The Internet is his refuge — and his attacker. He reads every story and long, rambling conspiracy theory about him. Countless blogs and videos have been dedicated to proving Ahmed’s clock was just a Radio Shack clock he put in a new box. (It was partially made of Radio Shack parts, but the design was all his own, he says.) Others insist that this was all a stunt masterminded by Mohamed to get attention. (“He can’t plan the reaction. And why would he want me to get arrested?” Ahmed says.) Still more have proclaimed that the Mohameds are terrorist sympathizers because they once owned a company called Twin Towers Transportation. (They did own a company by that name, because their offices were housed in a Dallas office building called the Twin Towers.)

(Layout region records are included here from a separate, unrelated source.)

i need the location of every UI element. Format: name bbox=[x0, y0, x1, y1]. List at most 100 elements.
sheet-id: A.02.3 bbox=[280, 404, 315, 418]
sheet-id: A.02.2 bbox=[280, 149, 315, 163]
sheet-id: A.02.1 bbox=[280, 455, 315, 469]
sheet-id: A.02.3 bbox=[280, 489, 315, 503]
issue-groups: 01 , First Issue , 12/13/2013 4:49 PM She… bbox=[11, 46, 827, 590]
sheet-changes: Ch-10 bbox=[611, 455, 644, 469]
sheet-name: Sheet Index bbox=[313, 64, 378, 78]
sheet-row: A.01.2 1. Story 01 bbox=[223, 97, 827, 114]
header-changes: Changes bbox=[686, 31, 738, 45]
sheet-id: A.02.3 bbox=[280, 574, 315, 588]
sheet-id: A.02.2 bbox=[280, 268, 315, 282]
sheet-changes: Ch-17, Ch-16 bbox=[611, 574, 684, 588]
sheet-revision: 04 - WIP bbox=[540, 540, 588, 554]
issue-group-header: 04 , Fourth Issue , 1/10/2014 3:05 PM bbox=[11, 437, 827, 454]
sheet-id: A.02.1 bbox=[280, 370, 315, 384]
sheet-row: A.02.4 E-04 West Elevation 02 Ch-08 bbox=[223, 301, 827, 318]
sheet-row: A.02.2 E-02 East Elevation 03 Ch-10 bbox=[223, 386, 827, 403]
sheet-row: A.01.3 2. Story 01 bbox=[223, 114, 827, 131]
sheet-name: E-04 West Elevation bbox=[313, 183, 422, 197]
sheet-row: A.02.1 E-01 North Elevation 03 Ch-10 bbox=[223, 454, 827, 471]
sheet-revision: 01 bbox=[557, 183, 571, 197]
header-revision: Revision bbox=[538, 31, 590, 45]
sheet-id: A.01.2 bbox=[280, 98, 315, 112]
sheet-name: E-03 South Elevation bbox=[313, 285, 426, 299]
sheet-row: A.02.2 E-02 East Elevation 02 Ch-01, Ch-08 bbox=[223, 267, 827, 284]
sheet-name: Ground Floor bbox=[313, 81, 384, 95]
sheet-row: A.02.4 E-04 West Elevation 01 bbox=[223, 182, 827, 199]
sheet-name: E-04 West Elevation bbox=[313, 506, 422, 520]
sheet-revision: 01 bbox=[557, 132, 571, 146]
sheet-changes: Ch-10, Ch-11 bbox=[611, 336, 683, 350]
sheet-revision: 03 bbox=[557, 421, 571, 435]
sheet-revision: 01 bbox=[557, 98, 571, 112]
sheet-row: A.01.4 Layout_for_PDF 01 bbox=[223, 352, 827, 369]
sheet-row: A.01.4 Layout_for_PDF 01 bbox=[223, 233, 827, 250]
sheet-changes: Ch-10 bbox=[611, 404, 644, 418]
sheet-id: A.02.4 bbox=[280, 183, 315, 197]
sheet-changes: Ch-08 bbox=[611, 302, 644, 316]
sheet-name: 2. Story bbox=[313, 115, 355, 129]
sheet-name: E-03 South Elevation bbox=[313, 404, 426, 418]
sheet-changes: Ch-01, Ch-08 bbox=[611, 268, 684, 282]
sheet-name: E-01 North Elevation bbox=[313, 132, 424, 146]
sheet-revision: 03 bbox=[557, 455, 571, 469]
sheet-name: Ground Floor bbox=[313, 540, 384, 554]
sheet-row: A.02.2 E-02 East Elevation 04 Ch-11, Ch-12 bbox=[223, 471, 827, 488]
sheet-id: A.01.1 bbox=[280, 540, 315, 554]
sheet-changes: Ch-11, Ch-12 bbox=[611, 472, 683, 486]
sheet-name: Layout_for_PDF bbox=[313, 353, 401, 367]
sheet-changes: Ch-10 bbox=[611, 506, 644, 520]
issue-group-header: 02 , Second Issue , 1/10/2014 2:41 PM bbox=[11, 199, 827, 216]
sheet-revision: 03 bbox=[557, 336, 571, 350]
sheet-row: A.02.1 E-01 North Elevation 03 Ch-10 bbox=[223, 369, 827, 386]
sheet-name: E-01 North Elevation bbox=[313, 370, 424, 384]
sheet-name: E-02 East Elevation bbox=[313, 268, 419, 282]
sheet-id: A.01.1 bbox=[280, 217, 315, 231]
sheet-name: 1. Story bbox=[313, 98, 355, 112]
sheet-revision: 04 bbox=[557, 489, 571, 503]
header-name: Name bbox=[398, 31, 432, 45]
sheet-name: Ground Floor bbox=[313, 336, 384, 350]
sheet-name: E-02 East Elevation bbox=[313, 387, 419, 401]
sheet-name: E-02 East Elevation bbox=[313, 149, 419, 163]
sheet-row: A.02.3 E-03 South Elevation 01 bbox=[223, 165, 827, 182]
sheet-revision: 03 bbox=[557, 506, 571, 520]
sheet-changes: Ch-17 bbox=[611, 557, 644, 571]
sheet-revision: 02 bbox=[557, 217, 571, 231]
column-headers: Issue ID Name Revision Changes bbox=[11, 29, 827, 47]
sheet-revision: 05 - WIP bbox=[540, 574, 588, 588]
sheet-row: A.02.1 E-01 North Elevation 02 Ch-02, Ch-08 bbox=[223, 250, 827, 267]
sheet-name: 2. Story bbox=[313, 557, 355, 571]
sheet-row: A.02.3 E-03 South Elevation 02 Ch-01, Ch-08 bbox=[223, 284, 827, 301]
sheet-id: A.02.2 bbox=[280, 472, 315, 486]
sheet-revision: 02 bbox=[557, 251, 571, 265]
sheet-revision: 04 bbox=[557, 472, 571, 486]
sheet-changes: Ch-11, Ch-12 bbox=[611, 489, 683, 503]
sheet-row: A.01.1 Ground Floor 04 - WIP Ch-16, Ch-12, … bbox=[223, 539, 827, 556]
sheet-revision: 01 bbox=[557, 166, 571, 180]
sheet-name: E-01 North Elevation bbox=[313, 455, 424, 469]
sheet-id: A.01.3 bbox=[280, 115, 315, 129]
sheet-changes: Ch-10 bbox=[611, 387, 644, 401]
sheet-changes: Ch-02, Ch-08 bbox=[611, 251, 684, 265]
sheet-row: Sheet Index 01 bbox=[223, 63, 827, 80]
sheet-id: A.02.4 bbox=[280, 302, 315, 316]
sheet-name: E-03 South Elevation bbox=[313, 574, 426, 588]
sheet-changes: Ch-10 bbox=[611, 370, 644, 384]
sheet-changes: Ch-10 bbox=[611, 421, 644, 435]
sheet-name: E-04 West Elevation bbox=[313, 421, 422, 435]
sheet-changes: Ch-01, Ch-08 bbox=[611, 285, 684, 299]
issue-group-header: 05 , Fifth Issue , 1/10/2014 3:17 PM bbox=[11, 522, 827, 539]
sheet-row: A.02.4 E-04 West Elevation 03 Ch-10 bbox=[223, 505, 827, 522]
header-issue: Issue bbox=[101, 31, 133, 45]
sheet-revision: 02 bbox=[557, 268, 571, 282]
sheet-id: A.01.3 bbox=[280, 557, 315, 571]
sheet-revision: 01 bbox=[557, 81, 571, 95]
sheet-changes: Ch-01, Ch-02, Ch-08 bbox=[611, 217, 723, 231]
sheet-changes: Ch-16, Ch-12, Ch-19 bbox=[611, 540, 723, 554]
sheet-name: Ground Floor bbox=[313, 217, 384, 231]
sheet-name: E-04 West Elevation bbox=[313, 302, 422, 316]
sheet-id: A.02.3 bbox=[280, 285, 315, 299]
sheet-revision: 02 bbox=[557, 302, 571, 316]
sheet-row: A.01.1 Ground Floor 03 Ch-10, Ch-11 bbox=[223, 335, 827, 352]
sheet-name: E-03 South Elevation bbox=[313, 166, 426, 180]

Many themes attend the Ahmed Mohamed story involving the clock in a Vaultz pencil box. From NAACP activist Julian Bond, the first to “field” the incident, to Ahmed’s photo-op with Sudan’s infamous President Bashir, the most troublesome may be the ambiguity.
Why, among the many possibilities in electronics, “invent” a clock, i.e. a time device or, potentially, a timing device?

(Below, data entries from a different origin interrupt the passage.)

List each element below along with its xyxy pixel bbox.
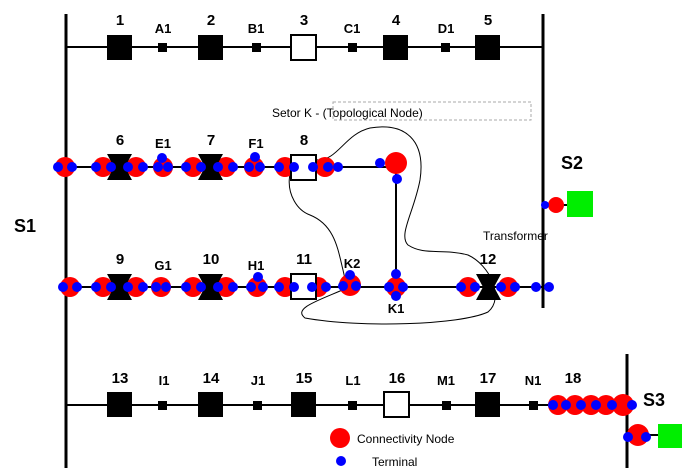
label-14: 14 [203,370,220,387]
terminals-row-4 [548,400,651,442]
source-s3 [658,424,682,448]
node-j1 [253,401,262,410]
node-i1 [158,401,167,410]
node-labels: A1 B1 C1 D1 E1 F1 G1 H1 K2 K1 I1 J1 L1 M… [154,21,541,388]
label-18: 18 [565,370,582,387]
sector-label-frame [332,101,532,121]
legend-terminal-swatch [336,456,346,466]
label-2: 2 [207,12,215,29]
label-b1: B1 [248,21,265,36]
label-s1: S1 [14,216,36,236]
breaker-2 [198,35,223,60]
source-s2 [567,191,593,217]
legend-terminal-label: Terminal [372,455,417,469]
label-i1: I1 [159,373,170,388]
label-7: 7 [207,132,215,149]
node-n1 [529,401,538,410]
label-6: 6 [116,132,124,149]
label-g1: G1 [154,258,171,273]
label-11: 11 [296,251,312,268]
node-c1 [348,43,357,52]
label-c1: C1 [344,21,361,36]
breaker-1 [107,35,132,60]
label-j1: J1 [251,373,265,388]
label-s2: S2 [561,153,583,173]
sector-k-label: Setor K - (Topological Node) [272,106,423,120]
label-4: 4 [392,12,401,29]
breaker-9 [107,274,132,300]
terminals-row-2 [53,152,402,184]
breaker-17 [475,392,500,417]
breaker-15 [291,392,316,417]
legend-connectivity-node-swatch [330,428,350,448]
breaker-4 [383,35,408,60]
breaker-10 [198,274,223,300]
label-f1: F1 [248,136,263,151]
breaker-5 [475,35,500,60]
transformer-12 [476,274,501,300]
s2-terminal [541,201,549,209]
node-d1 [441,43,450,52]
switch-16-open [383,391,410,418]
label-d1: D1 [438,21,455,36]
transformer-label: Transformer [483,229,548,243]
s2-connectivity-node [548,197,564,213]
node-b1 [252,43,261,52]
label-n1: N1 [525,373,542,388]
label-a1: A1 [155,21,172,36]
sector-k-boundary [288,126,496,325]
label-16: 16 [389,370,406,387]
label-17: 17 [480,370,497,387]
breaker-14 [198,392,223,417]
legend-connectivity-node-label: Connectivity Node [357,432,455,446]
label-5: 5 [484,12,492,29]
breaker-6 [107,154,132,180]
label-s3: S3 [643,390,665,410]
label-k1: K1 [388,301,405,316]
node-a1 [158,43,167,52]
label-h1: H1 [248,258,265,273]
terminals-row-3 [58,269,554,301]
label-l1: L1 [345,373,360,388]
label-12: 12 [480,251,497,268]
node-l1 [348,401,357,410]
label-k2: K2 [344,256,361,271]
label-3: 3 [300,12,308,29]
breaker-7 [198,154,223,180]
label-10: 10 [203,251,220,268]
switch-labels: 1 2 3 4 5 6 7 8 9 10 11 12 13 14 15 16 1… [112,12,582,387]
node-m1 [442,401,451,410]
switch-3-open [290,34,317,61]
label-1: 1 [116,12,124,29]
label-e1: E1 [155,136,171,151]
label-m1: M1 [437,373,455,388]
label-8: 8 [300,132,308,149]
label-13: 13 [112,370,129,387]
label-15: 15 [296,370,313,387]
label-9: 9 [116,251,124,268]
breaker-13 [107,392,132,417]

Why after having shown it to one teacher, who advised not showing it off again, show it again and again and again and finally plug it in and have the alarm go off?
Whatever the truth may have been, including the possibility that there had been no one truth, so many mixed motives attending human behavior at times, it’s sure to be covered in favor-currying trouble-avoiding explanations.
Credit Washington Post writer Jessica Contrera for going the distance with “Twin Towers Transportation”, perhaps settling one concern of the “Islamophobes” — or not (why choose / search out a “Twin Towers” property?).
And on this goes.
Language matters, and whether we indulge in the many layers of poetry, including punning, or technical empirical observation, peace, whether found in religion or in reason, needs must find its anchors in eventual consistency in the employment and reflection of symbols and their interpretation. That Texas law had already provisions for a “hoax bomb” tells how difficult discernment have become.
Of the virtues listed in the left sidebar of this blog, I would rank the last as first: integrity.